Anna walks slowly away from the police station. She feels as if all the strength it took her to get through that meeting is draining out of her and her legs might give way. She gave the detectives the journal and left right away, refusing to answer any more questions. She didn’t want to say more because she’s not sure she comes over as believable in person. She wants the journal to tell her story. She thinks it went about as well as she could have hoped and she’s as confident as she can be that they’ll keep this to themselves for now, because Sasha and Olly mustn’t know she’s done this. Not yet.

She crosses the road and walks towards the centre of town. It’s so long since she’s been here; in fact, she doesn’t think it’s more than a handful of times since Sasha and Olly moved in. Some of the shops have changed hands, but not everything is different. She walks past Dal Baffo’s, the restaurant where she and Nicksometimes used to eat. It’s empty now; a waitress is laying the tables for dinner service, the barman is polishing glasses. She wonders if he would even recognise her if she went in. There was a time when he greeted her and Nick by their first names.
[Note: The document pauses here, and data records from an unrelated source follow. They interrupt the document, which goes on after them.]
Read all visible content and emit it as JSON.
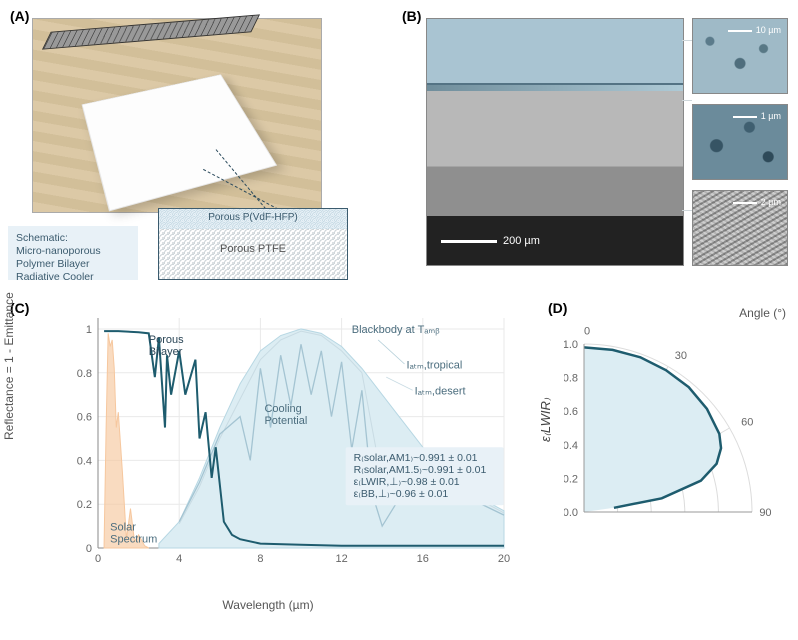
{
  "labels": {
    "A": "(A)",
    "B": "(B)",
    "C": "(C)",
    "D": "(D)"
  },
  "panelA": {
    "schematic_title": "Schematic:",
    "schematic_line1": "Micro-nanoporous",
    "schematic_line2": "Polymer Bilayer",
    "schematic_line3": "Radiative Cooler",
    "top_layer": "Porous P(VdF-HFP)",
    "bottom_layer": "Porous PTFE"
  },
  "panelB": {
    "main_scale": "200 µm",
    "t1_scale": "10 µm",
    "t2_scale": "1 µm",
    "t3_scale": "2 µm"
  },
  "panelC": {
    "type": "line",
    "xlabel": "Wavelength (µm)",
    "ylabel": "Reflectance = 1 - Emittance",
    "xlim": [
      0,
      20
    ],
    "ylim": [
      0,
      1.05
    ],
    "xticks": [
      0,
      4,
      8,
      12,
      16,
      20
    ],
    "yticks": [
      0,
      0.2,
      0.4,
      0.6,
      0.8,
      1
    ],
    "background_color": "#ffffff",
    "grid_color": "#e9e9e9",
    "colors": {
      "solar": "#f6c79e",
      "bilayer": "#1e5c6e",
      "blackbody_fill": "#dcedf3",
      "blackbody_stroke": "#b7d7e3",
      "atm_tropical": "#a4c4d2",
      "atm_desert": "#c8dbe3"
    },
    "annotations": {
      "porous_bilayer": "Porous\nBilayer",
      "blackbody": "Blackbody at Tₐₘᵦ",
      "i_tropical": "Iₐₜₘ,tropical",
      "i_desert": "Iₐₜₘ,desert",
      "cooling": "Cooling\nPotential",
      "solar": "Solar\nSpectrum"
    },
    "stats": [
      "R₍solar,AM1₎~0.991 ± 0.01",
      "R₍solar,AM1.5₎~0.991 ± 0.01",
      "ε₍LWIR,⊥₎~0.98 ± 0.01",
      "ε₍BB,⊥₎~0.96 ± 0.01"
    ],
    "solar_x": [
      0.3,
      0.4,
      0.5,
      0.6,
      0.7,
      0.8,
      0.9,
      1.0,
      1.2,
      1.4,
      1.6,
      1.8,
      2.0,
      2.3,
      2.5
    ],
    "solar_y": [
      0.02,
      0.55,
      0.98,
      0.92,
      0.95,
      0.82,
      0.55,
      0.62,
      0.35,
      0.04,
      0.18,
      0.03,
      0.06,
      0.01,
      0.0
    ],
    "bilayer_x": [
      0.3,
      1.0,
      2.0,
      2.5,
      2.8,
      3.0,
      3.3,
      3.4,
      3.6,
      4.0,
      4.3,
      4.8,
      5.0,
      5.3,
      5.6,
      5.8,
      6.2,
      6.6,
      7.0,
      8.0,
      10,
      12,
      14,
      16,
      18,
      20
    ],
    "bilayer_y": [
      0.99,
      0.99,
      0.985,
      0.98,
      0.78,
      0.96,
      0.55,
      0.88,
      0.7,
      0.9,
      0.7,
      0.86,
      0.5,
      0.62,
      0.32,
      0.46,
      0.12,
      0.06,
      0.04,
      0.02,
      0.015,
      0.01,
      0.01,
      0.01,
      0.01,
      0.01
    ],
    "blackbody_x": [
      3,
      4,
      5,
      6,
      7,
      8,
      9,
      10,
      11,
      12,
      13,
      14,
      15,
      16,
      17,
      18,
      19,
      20
    ],
    "blackbody_y": [
      0.02,
      0.12,
      0.32,
      0.55,
      0.75,
      0.9,
      0.97,
      1.0,
      0.98,
      0.92,
      0.82,
      0.7,
      0.58,
      0.46,
      0.36,
      0.28,
      0.22,
      0.17
    ],
    "atm_trop_x": [
      4,
      5,
      6,
      7,
      7.5,
      8,
      8.5,
      9,
      9.5,
      10,
      10.5,
      11,
      11.5,
      12,
      12.5,
      13,
      13.5,
      14,
      16,
      18,
      20
    ],
    "atm_trop_y": [
      0.12,
      0.3,
      0.52,
      0.6,
      0.4,
      0.82,
      0.55,
      0.88,
      0.65,
      0.93,
      0.7,
      0.9,
      0.6,
      0.85,
      0.45,
      0.72,
      0.25,
      0.1,
      0.4,
      0.24,
      0.15
    ],
    "atm_des_x": [
      4,
      5,
      6,
      7,
      8,
      9,
      10,
      11,
      12,
      13,
      14,
      16,
      18,
      20
    ],
    "atm_des_y": [
      0.11,
      0.28,
      0.5,
      0.68,
      0.86,
      0.95,
      0.99,
      0.97,
      0.9,
      0.8,
      0.3,
      0.44,
      0.26,
      0.16
    ]
  },
  "panelD": {
    "type": "polar-quarter",
    "ylabel": "ε₍LWIR₎",
    "angle_label": "Angle (°)",
    "angle_ticks": [
      0,
      30,
      60,
      90
    ],
    "r_ticks": [
      0,
      0.2,
      0.4,
      0.6,
      0.8,
      1.0
    ],
    "colors": {
      "fill": "#dcedf3",
      "line": "#1e5c6e",
      "grid": "#dcdcdc"
    },
    "angles_deg": [
      0,
      10,
      20,
      30,
      40,
      50,
      60,
      65,
      70,
      75,
      80,
      82
    ],
    "eps": [
      0.98,
      0.98,
      0.98,
      0.975,
      0.97,
      0.955,
      0.93,
      0.9,
      0.84,
      0.72,
      0.47,
      0.18
    ]
  }
}
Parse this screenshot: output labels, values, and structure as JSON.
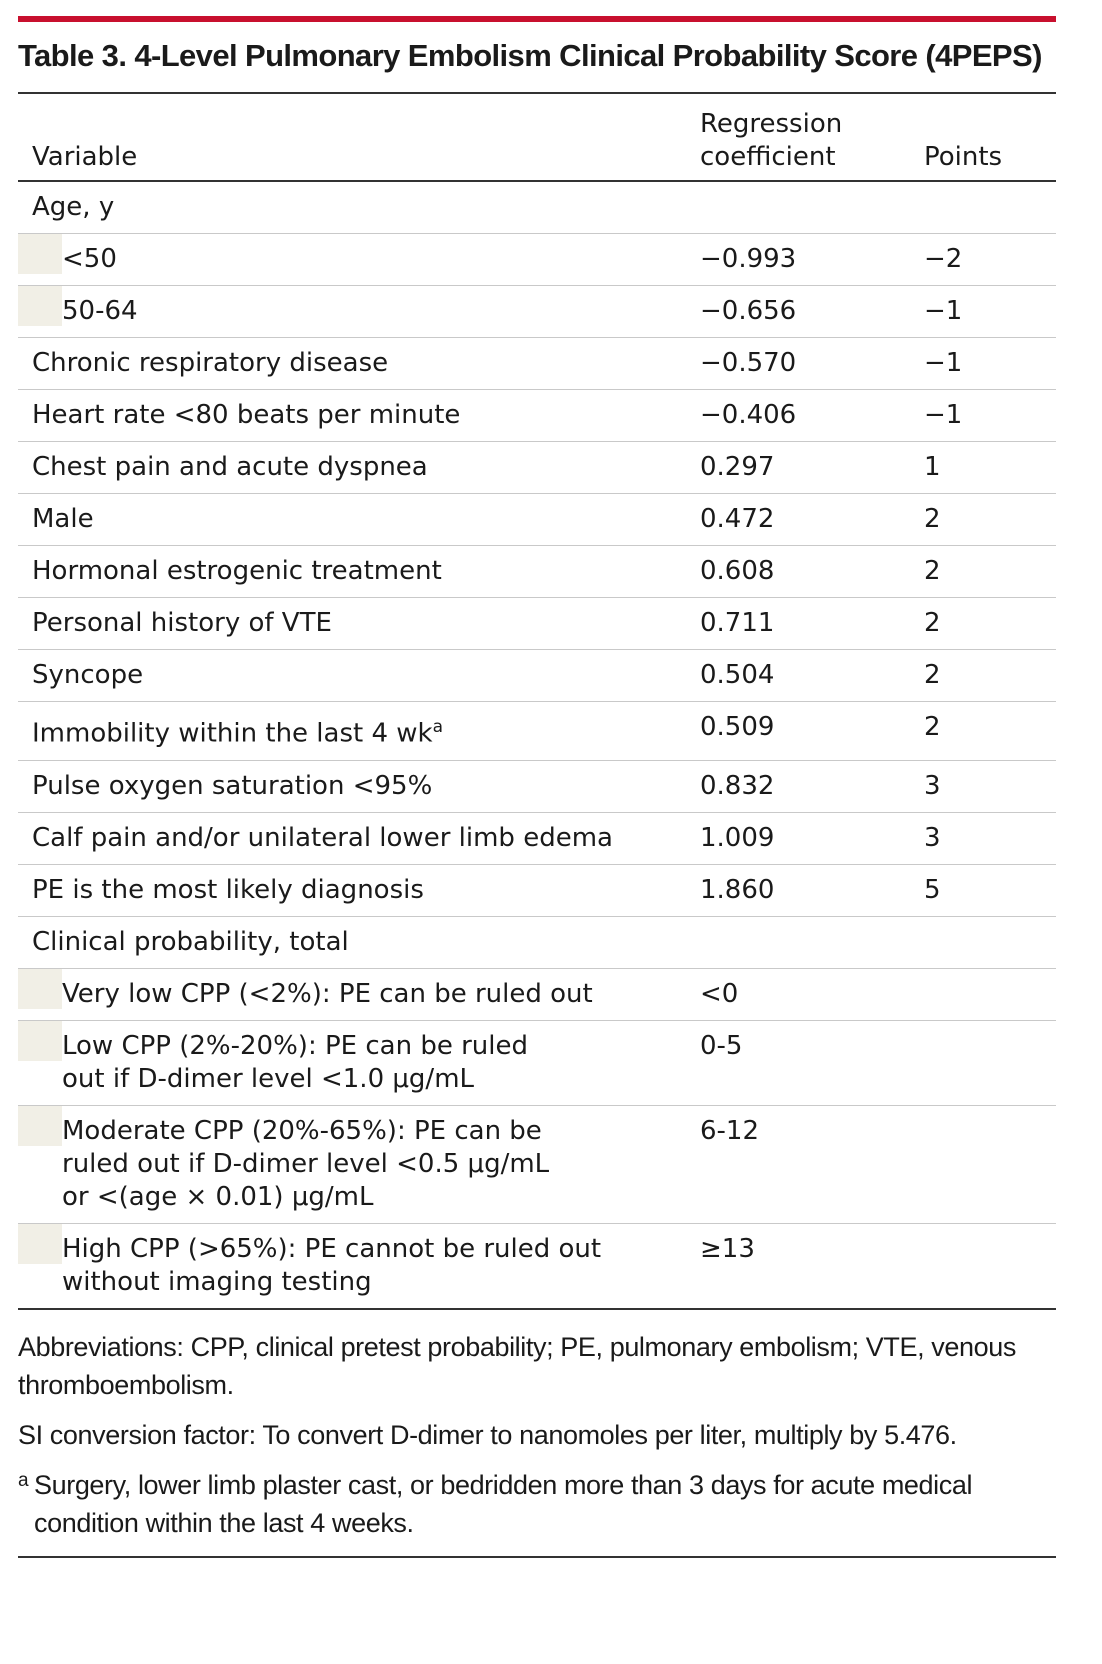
{
  "title": "Table 3. 4-Level Pulmonary Embolism Clinical Probability Score (4PEPS)",
  "headers": {
    "variable": "Variable",
    "coefficient_line1": "Regression",
    "coefficient_line2": "coefficient",
    "points": "Points"
  },
  "rows": [
    {
      "variable": "Age, y",
      "coefficient": "",
      "points": "",
      "sub": false
    },
    {
      "variable": "<50",
      "coefficient": "−0.993",
      "points": "−2",
      "sub": true
    },
    {
      "variable": "50-64",
      "coefficient": "−0.656",
      "points": "−1",
      "sub": true
    },
    {
      "variable": "Chronic respiratory disease",
      "coefficient": "−0.570",
      "points": "−1",
      "sub": false
    },
    {
      "variable": "Heart rate <80 beats per minute",
      "coefficient": "−0.406",
      "points": "−1",
      "sub": false
    },
    {
      "variable": "Chest pain and acute dyspnea",
      "coefficient": "0.297",
      "points": "1",
      "sub": false
    },
    {
      "variable": "Male",
      "coefficient": "0.472",
      "points": "2",
      "sub": false
    },
    {
      "variable": "Hormonal estrogenic treatment",
      "coefficient": "0.608",
      "points": "2",
      "sub": false
    },
    {
      "variable": "Personal history of VTE",
      "coefficient": "0.711",
      "points": "2",
      "sub": false
    },
    {
      "variable": "Syncope",
      "coefficient": "0.504",
      "points": "2",
      "sub": false
    },
    {
      "variable": "Immobility within the last 4 wk",
      "superscript": "a",
      "coefficient": "0.509",
      "points": "2",
      "sub": false
    },
    {
      "variable": "Pulse oxygen saturation <95%",
      "coefficient": "0.832",
      "points": "3",
      "sub": false
    },
    {
      "variable": "Calf pain and/or unilateral lower limb edema",
      "coefficient": "1.009",
      "points": "3",
      "sub": false
    },
    {
      "variable": "PE is the most likely diagnosis",
      "coefficient": "1.860",
      "points": "5",
      "sub": false
    },
    {
      "variable": "Clinical probability, total",
      "coefficient": "",
      "points": "",
      "sub": false
    },
    {
      "variable": "Very low CPP (<2%): PE can be ruled out",
      "coefficient": "<0",
      "points": "",
      "sub": true
    },
    {
      "variable": "Low CPP (2%-20%): PE can be ruled\nout if D-dimer level <1.0 μg/mL",
      "coefficient": "0-5",
      "points": "",
      "sub": true
    },
    {
      "variable": "Moderate CPP (20%-65%): PE can be\nruled out if D-dimer level <0.5 μg/mL\nor <(age × 0.01) μg/mL",
      "coefficient": "6-12",
      "points": "",
      "sub": true
    },
    {
      "variable": "High CPP (>65%): PE cannot be ruled out\nwithout imaging testing",
      "coefficient": "≥13",
      "points": "",
      "sub": true
    }
  ],
  "notes": {
    "abbreviations": "Abbreviations: CPP, clinical pretest probability; PE, pulmonary embolism; VTE, venous thromboembolism.",
    "si_conversion": "SI conversion factor: To convert D-dimer to nanomoles per liter, multiply by 5.476.",
    "footnote_mark": "a",
    "footnote": "Surgery, lower limb plaster cast, or bedridden more than 3 days for acute medical condition within the last 4 weeks."
  },
  "colors": {
    "accent_rule": "#c8102e",
    "indent_shade": "#f1efe6"
  }
}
She fantasises about looking through their reservations book – even though she supposes that these days it’s probably electronic – to see how often their old friends – if you can even call them that – still dine here. She asks herself, as she has done so often over the years, whether it was something specific she did that made them drop her after Nick died, but she knows in her heart that socially she was always hard work for those women. She was too serious; she wasn’t posh enough and therefore not fun or frivolous enough. Plus – the ultimate sin – she was childless. They only let her into their circle because she was married to Nick; that was the truth of it that she learned brutally quickly after he died.